As historian Jonathan Sarna relates in a recent book, When General Grant Expelled the Jews , Grant's order did his military career no harm. Within a few years he was commander of all Union armies and the Confederate surrender at Appomattox made him a national hero. He was elected president in 1868, and re-elected four years later.
Yet for the rest of his life, Grant was ashamed of having attempted to evict "Jews as a class" for offenses most of them had never committed. "What his wife, Julia, called 'that obnoxious order' continued to haunt Grant up to his death," Sarna writes. "The sense that in expelling them he had failed to live up to his own high standards of behavior, and to the Constitution that he had sworn to uphold, gnawed at him.
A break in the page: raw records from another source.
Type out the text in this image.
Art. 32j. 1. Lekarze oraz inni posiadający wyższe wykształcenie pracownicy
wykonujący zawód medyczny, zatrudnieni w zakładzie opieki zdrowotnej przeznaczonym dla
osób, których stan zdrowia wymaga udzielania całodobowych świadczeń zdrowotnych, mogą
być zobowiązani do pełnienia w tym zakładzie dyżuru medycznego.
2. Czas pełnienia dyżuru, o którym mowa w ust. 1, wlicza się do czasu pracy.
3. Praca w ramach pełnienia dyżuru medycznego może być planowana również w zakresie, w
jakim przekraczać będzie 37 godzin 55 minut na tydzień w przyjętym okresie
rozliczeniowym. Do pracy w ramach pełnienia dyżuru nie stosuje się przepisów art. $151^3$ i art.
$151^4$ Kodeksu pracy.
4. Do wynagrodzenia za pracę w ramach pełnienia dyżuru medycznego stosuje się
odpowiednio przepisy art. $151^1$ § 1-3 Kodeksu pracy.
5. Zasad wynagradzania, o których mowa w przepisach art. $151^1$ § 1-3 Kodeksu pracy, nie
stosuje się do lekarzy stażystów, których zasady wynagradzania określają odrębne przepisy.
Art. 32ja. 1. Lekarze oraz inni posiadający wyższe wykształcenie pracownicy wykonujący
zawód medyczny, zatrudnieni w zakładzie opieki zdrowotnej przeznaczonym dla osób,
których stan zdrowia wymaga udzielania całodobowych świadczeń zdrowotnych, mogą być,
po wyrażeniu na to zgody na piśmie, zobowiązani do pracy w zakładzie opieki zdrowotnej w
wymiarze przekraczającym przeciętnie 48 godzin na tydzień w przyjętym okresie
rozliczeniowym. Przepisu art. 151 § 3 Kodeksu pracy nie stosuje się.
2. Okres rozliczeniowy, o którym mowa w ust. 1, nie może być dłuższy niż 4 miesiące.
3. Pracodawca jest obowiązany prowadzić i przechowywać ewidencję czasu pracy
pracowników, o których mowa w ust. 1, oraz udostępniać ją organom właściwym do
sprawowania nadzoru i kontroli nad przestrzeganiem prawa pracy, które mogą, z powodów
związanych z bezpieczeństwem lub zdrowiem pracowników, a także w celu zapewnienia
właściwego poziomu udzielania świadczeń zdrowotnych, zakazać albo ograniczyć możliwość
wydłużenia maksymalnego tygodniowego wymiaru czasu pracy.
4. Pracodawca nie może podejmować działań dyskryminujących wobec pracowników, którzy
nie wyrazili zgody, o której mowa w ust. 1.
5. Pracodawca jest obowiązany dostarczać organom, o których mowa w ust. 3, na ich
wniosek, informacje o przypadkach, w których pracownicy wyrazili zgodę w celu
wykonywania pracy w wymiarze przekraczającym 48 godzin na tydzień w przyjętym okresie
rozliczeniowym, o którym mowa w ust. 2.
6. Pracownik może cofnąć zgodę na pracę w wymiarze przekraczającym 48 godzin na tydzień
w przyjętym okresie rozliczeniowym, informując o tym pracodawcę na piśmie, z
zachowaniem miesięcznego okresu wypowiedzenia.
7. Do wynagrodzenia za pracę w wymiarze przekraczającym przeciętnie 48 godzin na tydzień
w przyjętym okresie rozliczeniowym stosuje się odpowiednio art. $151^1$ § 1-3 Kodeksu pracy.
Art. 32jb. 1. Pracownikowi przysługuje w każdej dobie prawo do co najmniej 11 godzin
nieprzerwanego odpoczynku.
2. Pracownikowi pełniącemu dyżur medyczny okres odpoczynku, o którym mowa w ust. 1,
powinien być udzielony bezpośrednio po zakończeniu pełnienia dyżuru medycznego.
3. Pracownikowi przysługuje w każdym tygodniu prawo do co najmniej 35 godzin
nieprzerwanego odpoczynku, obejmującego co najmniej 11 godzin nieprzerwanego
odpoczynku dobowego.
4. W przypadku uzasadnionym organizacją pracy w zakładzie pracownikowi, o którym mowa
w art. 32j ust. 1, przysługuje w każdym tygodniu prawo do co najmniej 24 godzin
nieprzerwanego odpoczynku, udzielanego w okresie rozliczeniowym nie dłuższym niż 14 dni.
He apologized for the order publicly and repented of it privately."
Not surprisingly, Grant's order got a good deal of attention in the 1868 presidential campaign – the first time a "Jewish issue" played a role in presidential politics. Grant didn't deny that General Orders No. 11 had grossly violated core American values. "I do not sustain that order," he wrote humbly. "It would never have been issued if it had not been telegraphed the moment it was penned, and without reflection."
But it was as president that the full extent of Grant's regret became clear. He opposed a movement to make the United States an explicitly Christian state through a constitutional amendment designating Jesus as "Ruler among the nations." He named more Jews to government office than any of his predecessors – including to positions, such as governor of the Washington Territory, previously considered too lofty for a Jewish nominee.
Grant became the first American president to openly speak out against the persecution of Jews abroad. In response to anti-Jewish pogroms in Romania, he took the unprecedented step of sending a Jewish consul-general to Bucharest to "work for the benefit of the people who are laboring under severe oppression." All in all, the eight years of Grant's presidency proved to be a "golden age" in US Jewish history. When he died in 1885, he was mourned in synagogues nationwide. It was a remarkable saga of atonement. From scourge of the Jews to their great friend in Washington; from the general who trampled Jewish liberty to the president who made protection of their rights a priority. Only in America.